You kind of wish My Fair Lady hadn't been up for Oscars the same year as Mary Poppins surely would've won Best Picture. I do love My Fair Lady as well to be sure, but there's something about Mary Poppins that brings joy to anyone. (Three films had double digit nominations that year, that rarely happens.)
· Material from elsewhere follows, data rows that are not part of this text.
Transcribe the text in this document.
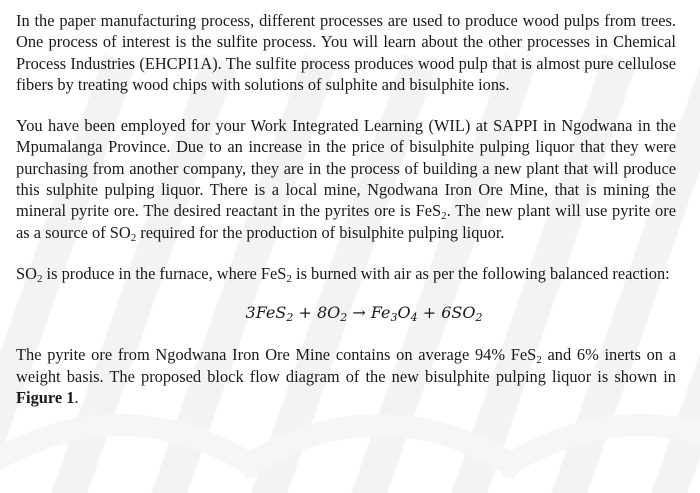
In the paper manufacturing process, different processes are used to produce wood pulps from trees. One process of interest is the sulfite process. You will learn about the other processes in Chemical Process Industries (EHCPI1A). The sulfite process produces wood pulp that is almost pure cellulose fibers by treating wood chips with solutions of sulphite and bisulphite ions.

You have been employed for your Work Integrated Learning (WIL) at SAPPI in Ngodwana in the Mpumalanga Province. Due to an increase in the price of bisulphite pulping liquor that they were purchasing from another company, they are in the process of building a new plant that will produce this sulphite pulping liquor. There is a local mine, Ngodwana Iron Ore Mine, that is mining the mineral pyrite ore. The desired reactant in the pyrites ore is FeS$_2$. The new plant will use pyrite ore as a source of $SO_2$ required for the production of bisulphite pulping liquor.

$SO_2$ is produce in the furnace, where FeS$_2$ is burned with air as per the following balanced reaction:

$3FeS_2 + 8O_2 \to Fe_3O_4 + 6SO_2$

The pyrite ore from Ngodwana Iron Ore Mine contains on average 94% FeS$_2$ and 6% inerts on a weight basis. The proposed block flow diagram of the new bisulphite pulping liquor is shown in Figure 1.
Mary Poppins (13 nominations | 5 wins)
My Fair Lady (12 nominations | 8 wins)
Becket (12 nominations | 1 win)
*=Won
BEST PICTURE -- Walt Disney and Bill Walsh, Producers
DIRECTING -- Robert Stevenson
*ACTRESS -- Julie Andrews {"Mary Poppins"}
WRITING (Screenplay--based on material from another medium) -- Bill Walsh, Don DaGradi
ART DIRECTION (Color) -- Art Direction: Carroll Clark, William H. Tuntke; Set Decoration: Emile Kuri, Hal Gausman
CINEMATOGRAPHY (Color) -- Edward Colman
COSTUME DESIGN (Color) -- Tony Walton
*FILM EDITING -- Cotton Warburton
*MUSIC (Music Score--substantially original) -- Richard M. Sherman, Robert B. Sherman
MUSIC (Scoring of Music--adaptation or treatment) -- Irwin Kostal
*MUSIC (Song) -- "Chim Chim Cher-ee," Music and Lyrics by Richard M. Sherman and Robert B. Sherman
SOUND -- Walt Disney Studio Sound Department, Robert O. Cook, Sound Director
*SPECIAL VISUAL EFFECTS -- Peter Ellenshaw, Eustace Lycett, Hamilton Luske
Dick Van Dyke's accent always comes up at times as being atrocious, horrible, etc. and I always ask people, "When you watch that film does that EVER enter your mind? It has never bothered me in the least. He should've had a nomination as well, if you ask me.
This may have me watching Mary Poppins again before the weekend is over!